The company is grappling to level the mismatch between export revenue and high cost of doing business in the country where inputs and other essential services are expensive.
Therefore the company whose revenue is mainly foreign currency has recorded some losses due to high costs of inputs and electricity among other crucial services.
During the third quarter trading update which ended June 30, Ariston Holdings company secretary Aquiline Chinamo said the disruptions in air travel has affected the smooth travel of export samples to the potential buyers of the company’s products.
“In the fourth quarter the group will concentrate on activities for the start of the next summer cropping season. With all factories shutting down for repairs and maintenance, land and orchards are being prepared for the new farming season,” Chinamo said.
Tea production volumes have increased by 5% to 2900 tonnes during the 2020 third quarter trading update from 2,750 tonnes during the same period in 2019.
Chinamo said tea production volumes have surpassed 2018 and 2019 comparative periods. She said though there was a decline in macadamia volumes during the 2020 third quarter, there was an improvement in quality resulting in increased sales.
Banana production volumes went down to 661 tonnes during the third quarter of 2020 from 924 tonnes during the comparative period in 2019. Chinamo said revenue for the nine months to June 30 2020, grew by 15% in inflation adjusted terms compared to the same period last year.
Chinamo bemoaned the mismatch between the export revenue exchange rate and the implied the exchange rate on local costs which continues to exert downward pressure on the business.
Pome fruit sales were initially interrupted by the lockdown, now recovering. Poultry production has gone down 7% to 1,022m this year from 1,103m last year.
Ariston said annual placements reduced as a result of lockdown. The company said uncertainties regarding ever-changing economic policies, power supplies have been consistent during the lockdown.
Over the last 18 months, the business has faced multiple disruptions but remains viable. In March 2019, operations on estates located in Chimanimani and Chipinge were affected by Cyclone Idai.
Total rehabilitation cost was estimated at US$ 1.5 m however, rehabilitation of infrastructure remains incomplete. The company is putting in place the cost of mitigating measures increasing and putting pressure on margins.
The major shareholder’s support continues to have a positive impact on the business. There was a 39% decline in the production of commercial maize from prior year to make room for seed maize and seed bean production.
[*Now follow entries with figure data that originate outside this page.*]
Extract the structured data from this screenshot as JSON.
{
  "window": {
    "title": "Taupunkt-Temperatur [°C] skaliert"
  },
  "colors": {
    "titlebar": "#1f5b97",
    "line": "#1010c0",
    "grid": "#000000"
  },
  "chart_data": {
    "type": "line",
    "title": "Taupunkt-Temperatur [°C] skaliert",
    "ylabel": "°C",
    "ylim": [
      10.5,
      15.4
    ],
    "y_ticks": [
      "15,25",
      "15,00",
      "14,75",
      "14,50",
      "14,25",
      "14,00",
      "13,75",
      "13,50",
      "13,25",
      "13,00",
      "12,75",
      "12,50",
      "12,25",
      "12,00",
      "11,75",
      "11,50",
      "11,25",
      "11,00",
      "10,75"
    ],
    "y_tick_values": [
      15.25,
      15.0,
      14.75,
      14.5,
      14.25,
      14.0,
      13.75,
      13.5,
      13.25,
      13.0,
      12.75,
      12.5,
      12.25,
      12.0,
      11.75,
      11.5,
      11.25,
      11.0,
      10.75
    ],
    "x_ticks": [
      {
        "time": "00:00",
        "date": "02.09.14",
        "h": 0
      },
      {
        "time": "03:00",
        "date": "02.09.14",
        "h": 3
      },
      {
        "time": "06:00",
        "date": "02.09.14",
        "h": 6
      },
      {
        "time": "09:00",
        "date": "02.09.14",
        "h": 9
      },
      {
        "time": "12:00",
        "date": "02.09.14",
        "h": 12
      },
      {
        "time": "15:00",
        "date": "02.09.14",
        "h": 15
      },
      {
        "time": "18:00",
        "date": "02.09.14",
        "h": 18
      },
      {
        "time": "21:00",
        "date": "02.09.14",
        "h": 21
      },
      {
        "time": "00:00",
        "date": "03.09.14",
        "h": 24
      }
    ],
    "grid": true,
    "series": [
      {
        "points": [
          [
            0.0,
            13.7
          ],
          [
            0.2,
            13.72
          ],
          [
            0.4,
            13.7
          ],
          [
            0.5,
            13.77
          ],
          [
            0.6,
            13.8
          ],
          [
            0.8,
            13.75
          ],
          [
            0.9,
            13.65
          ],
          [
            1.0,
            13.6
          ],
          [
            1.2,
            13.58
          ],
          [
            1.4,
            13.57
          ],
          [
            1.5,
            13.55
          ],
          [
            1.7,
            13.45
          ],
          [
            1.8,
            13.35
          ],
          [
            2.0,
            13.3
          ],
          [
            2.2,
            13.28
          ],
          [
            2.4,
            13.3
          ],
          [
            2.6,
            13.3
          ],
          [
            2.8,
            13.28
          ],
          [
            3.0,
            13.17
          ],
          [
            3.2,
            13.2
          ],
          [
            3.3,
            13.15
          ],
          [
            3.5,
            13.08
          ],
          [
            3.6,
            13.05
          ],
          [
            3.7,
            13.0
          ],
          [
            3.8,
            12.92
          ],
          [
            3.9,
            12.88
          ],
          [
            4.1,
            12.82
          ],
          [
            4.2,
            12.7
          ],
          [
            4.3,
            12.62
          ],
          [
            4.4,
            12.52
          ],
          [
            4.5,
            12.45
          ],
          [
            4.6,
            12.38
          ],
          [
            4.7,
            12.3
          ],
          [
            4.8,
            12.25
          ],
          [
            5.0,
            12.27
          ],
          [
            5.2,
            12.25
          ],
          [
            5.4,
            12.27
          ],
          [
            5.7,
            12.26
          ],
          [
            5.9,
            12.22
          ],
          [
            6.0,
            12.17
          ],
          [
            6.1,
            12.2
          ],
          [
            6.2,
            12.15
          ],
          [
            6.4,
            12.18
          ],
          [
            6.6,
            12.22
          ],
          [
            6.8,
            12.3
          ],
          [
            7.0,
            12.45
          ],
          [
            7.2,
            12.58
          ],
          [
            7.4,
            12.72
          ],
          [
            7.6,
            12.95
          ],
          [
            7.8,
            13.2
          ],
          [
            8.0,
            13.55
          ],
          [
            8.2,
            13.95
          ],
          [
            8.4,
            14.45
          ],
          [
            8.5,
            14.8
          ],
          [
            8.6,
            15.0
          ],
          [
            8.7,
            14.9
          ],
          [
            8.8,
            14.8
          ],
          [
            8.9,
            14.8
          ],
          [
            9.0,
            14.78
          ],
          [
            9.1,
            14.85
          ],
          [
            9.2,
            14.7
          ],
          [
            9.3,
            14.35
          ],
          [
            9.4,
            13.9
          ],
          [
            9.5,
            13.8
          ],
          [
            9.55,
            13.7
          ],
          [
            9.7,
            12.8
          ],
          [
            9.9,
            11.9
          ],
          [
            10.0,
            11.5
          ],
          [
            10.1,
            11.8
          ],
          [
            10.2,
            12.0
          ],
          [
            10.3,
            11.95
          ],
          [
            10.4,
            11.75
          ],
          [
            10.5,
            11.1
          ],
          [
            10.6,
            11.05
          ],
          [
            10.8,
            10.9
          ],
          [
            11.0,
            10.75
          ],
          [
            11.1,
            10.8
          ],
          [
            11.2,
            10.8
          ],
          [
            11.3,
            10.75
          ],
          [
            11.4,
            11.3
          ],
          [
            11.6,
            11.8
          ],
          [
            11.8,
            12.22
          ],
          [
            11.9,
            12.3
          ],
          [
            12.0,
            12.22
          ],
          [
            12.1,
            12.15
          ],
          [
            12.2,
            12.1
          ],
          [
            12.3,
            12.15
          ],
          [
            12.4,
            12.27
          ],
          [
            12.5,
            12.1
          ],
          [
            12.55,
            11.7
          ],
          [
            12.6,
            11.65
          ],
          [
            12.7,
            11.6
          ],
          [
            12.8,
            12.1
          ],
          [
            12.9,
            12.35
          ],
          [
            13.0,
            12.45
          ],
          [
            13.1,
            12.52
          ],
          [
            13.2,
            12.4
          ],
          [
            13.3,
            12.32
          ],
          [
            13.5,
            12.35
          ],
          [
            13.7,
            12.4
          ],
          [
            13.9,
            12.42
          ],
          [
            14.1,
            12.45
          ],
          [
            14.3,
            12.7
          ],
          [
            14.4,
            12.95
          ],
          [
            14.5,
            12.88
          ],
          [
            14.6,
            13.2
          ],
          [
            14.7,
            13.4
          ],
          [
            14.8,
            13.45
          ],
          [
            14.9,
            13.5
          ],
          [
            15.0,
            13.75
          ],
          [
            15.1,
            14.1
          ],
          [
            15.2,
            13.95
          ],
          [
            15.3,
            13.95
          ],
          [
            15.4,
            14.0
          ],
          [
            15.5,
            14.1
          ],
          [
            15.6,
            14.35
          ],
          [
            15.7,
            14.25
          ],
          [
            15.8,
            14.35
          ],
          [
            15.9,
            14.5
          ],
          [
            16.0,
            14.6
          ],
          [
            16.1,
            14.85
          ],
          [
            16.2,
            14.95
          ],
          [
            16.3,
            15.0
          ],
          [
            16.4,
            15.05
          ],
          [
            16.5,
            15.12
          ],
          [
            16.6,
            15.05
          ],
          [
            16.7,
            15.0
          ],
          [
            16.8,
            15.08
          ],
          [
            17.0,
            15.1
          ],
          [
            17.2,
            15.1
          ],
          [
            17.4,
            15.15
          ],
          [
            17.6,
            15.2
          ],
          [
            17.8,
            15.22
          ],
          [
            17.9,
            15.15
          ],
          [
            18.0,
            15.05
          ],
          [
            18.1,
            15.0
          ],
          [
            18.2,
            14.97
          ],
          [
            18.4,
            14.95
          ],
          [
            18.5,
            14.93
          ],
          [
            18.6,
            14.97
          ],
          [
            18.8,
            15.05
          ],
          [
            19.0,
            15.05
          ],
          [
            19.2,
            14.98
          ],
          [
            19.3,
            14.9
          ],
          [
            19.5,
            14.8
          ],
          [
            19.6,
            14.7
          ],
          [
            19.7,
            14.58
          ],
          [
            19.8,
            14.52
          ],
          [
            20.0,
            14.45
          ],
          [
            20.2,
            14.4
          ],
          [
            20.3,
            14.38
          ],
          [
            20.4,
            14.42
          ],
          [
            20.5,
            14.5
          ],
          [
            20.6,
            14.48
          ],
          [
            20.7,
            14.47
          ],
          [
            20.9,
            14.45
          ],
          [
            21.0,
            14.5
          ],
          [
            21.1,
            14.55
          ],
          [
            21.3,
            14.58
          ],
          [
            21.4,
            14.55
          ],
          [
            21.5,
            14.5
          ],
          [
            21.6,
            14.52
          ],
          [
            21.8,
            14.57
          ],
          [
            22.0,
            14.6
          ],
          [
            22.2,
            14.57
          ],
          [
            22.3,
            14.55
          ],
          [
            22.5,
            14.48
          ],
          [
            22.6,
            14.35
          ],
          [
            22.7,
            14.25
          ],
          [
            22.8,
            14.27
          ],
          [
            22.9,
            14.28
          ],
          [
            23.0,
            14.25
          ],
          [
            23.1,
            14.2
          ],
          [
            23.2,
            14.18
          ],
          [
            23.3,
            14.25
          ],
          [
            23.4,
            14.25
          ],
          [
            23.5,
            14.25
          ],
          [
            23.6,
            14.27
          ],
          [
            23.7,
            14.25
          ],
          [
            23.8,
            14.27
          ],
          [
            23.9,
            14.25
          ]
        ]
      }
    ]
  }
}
Experts highlighted that average selling prices of produce sold locally still lagged behind import parity and there is need to review prices. The average US$ selling for export tea declined by 11% owing to adverse world market price trends.
Local tea prices went up 95% in the year under review driven by ever-changing commodity prices. Ariston said 88% of current year production volume was sold to export markets.
Kent 2020/2021 cropping programme is ahead of target. Going forward, the company will continue with cost containment strategy to survive the challenging environment.